Scand J Rheumatol. 2010;39(1):71-6. doi: 10.3109/03009740903140701.
To determine the survival of and contributing factors in patients diagnosed with Wegener's granulomatosis (WG) between 1981 and 2000 in Finland.
A retrospective cohort study using hospital discharge registers with a review of hospital case records. Analysis of causes of death in Finland up to 30 July 2005.
A total of 492 patients received a verified diagnosis of WG between 1981 and 2000. Of these, 203 died before the end of June 2005. The overall 1-year survival rate was 83.3% and the 5-year survival rate was 74.2%. The standardized mortality ratio (SMR) for all WG patients was 3.43 [95% confidence interval (CI) 2.98-3.94], for women 4.38 (95% CI 3.59-5.61) and for men 2.80 (95% CI 2.28-3.41).
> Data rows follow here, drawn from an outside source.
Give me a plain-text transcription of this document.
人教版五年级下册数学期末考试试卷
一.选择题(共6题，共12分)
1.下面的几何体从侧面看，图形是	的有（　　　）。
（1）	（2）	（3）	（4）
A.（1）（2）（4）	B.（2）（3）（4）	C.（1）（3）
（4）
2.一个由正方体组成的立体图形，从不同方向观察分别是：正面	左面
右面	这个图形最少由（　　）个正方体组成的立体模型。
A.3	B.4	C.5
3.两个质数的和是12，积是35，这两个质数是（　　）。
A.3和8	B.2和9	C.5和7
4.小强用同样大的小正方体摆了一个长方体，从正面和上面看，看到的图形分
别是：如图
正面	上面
The most frequent causes of death were WG or another connective tissue disease, cardiovascular events and neoplasms. The prognosis did not change markedly over the 20-year period. Older age and elevated creatinine level at presentation were associated with poorer prognosis, whereas primary ear, nose, and throat (ENT) involvement and prompt treatment with cyclophosphamide predicted longer survival.
WG patients had increased mortality compared with the rest of the population. Older age and elevated creatinine level at diagnosis predicted poor prognosis, but ENT involvement initially and cyclophosphamide treatment resulted in a better outcome.
确定在芬兰,1981 年至 2000 年间被诊断患有 Wegener 肉芽肿(WG)的患者的生存率及其影响因素。
采用回顾性队列研究,利用住院患者登记系统,结合医院病历进行回顾分析。对芬兰截至 2005 年 7 月 30 日的死亡原因进行分析。
1981 年至 2000 年间,共有 492 例患者被确诊为 WG。截至 2005 年 6 月底,其中 203 人死亡。总体 1 年生存率为 83.3%,5 年生存率为 74.2%。所有 WG 患者的标准化死亡率(SMR)为 3.43(95%置信区间 2.98-3.94),女性为 4.38(95%置信区间 3.59-5.61),男性为 2.80(95%置信区间 2.28-3.41)。最常见的死亡原因是 WG 或其他结缔组织疾病、心血管事件和肿瘤。在 20 年期间,预后并未发生明显变化。发病时年龄较大和肌酐水平升高与预后较差相关,而原发性耳鼻喉(ENT)受累和及时使用环磷酰胺治疗则预示着更长的生存时间。
与普通人群相比,WG 患者的死亡率较高。发病时年龄较大和肌酐水平升高预测预后不良,但 ENT 受累最初和环磷酰胺治疗可带来更好的结果。